I hadn't seen my father in a long time, but I knew he was alive somewhere. That's how he was - pop in and out of our lives. My brother found him living in Honduras this past year and that he had throat cancer but that he was doing really well. Just like Carole Popperton-Schrading described her father, "My father was an alcoholic. He was very intelligent and high functioning, to borrow a term from AA." 

My family has about 80 percent bad memories of him and 20 percent good memories of my dad.
Good memories...his pig roasts, teaching me how to make fried shrimp, my dad had me and my brother sit at the kitchen table and pretended he was a french waiter. He had the napkin over his arm and He was taking our order in french- really it was gibberish. On the menu was hot dogs with the ends cut so they would curl up like flowers or when my mom let some Jehovah's witnesses in the house and my dad started laundry, slamming the washer lid, turned up the t.v., talked really loud, and we could see that he was making himself laugh from his antics - it made us laugh too - No disrespect to Jehovah's Witnesses.

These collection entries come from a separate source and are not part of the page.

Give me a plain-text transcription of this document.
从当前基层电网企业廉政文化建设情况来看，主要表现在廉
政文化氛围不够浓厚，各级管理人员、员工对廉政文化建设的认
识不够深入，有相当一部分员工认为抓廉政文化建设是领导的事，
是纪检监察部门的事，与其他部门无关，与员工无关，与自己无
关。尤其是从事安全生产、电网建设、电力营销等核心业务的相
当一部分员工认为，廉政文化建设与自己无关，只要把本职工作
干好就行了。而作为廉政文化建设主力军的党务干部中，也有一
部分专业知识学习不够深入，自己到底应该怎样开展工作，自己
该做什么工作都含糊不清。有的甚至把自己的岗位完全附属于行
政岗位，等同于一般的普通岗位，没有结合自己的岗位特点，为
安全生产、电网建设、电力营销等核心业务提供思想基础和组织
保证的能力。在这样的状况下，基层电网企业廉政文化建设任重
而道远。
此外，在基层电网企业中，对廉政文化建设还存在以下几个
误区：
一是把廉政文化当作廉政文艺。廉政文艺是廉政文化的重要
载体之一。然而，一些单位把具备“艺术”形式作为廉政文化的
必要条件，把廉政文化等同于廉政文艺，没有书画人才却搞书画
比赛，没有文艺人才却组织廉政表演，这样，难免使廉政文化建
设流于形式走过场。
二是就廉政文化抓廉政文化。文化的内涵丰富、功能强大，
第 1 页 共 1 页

Then there were the not so good memories...drinking, manipulating, gas lighting, causing trouble, police, joking one day, upset another, did I say police?
I couldn't help but to laugh when my my mom would ask him, "And who are you today? Dr. Jekyll or Mr. Hyde?" in her Spanish accent. Writing this right now, I'm laughing inside. We were so damn dysfunctional.

I had no ill feelings towards him. I accepted and was at peace that he was the way he was and the limited relationship was a good thing. Even with all his non sense, I learned a lot from him.  I knew what kind of parent I did NOT want to be, how exactly I would allow someone to treat me, how to discern situations pretty fast, which ways NOT to cope with life, how to read people...

So back to processing all this - Anger I know very well how to feel. Frustration and disappointment too, but sadness I had no point of reference. I kept trying to analyze and figure out what I was feeling, but I just made myself exhausted. So when I found this quote from 
Leonardo DaVinci, 
"Tears come from the heart and not from the brain." 

It gave me a little peace.  Sometimes I just won't  end up "figuring out" all my feelings. 
Some times I'm just going to have to allow myself to feel it, not rush through it so I can "get over it" and allow paint to be felt.


Thank you to all of you who supported me and was a shoulder to cry on during this time in my life.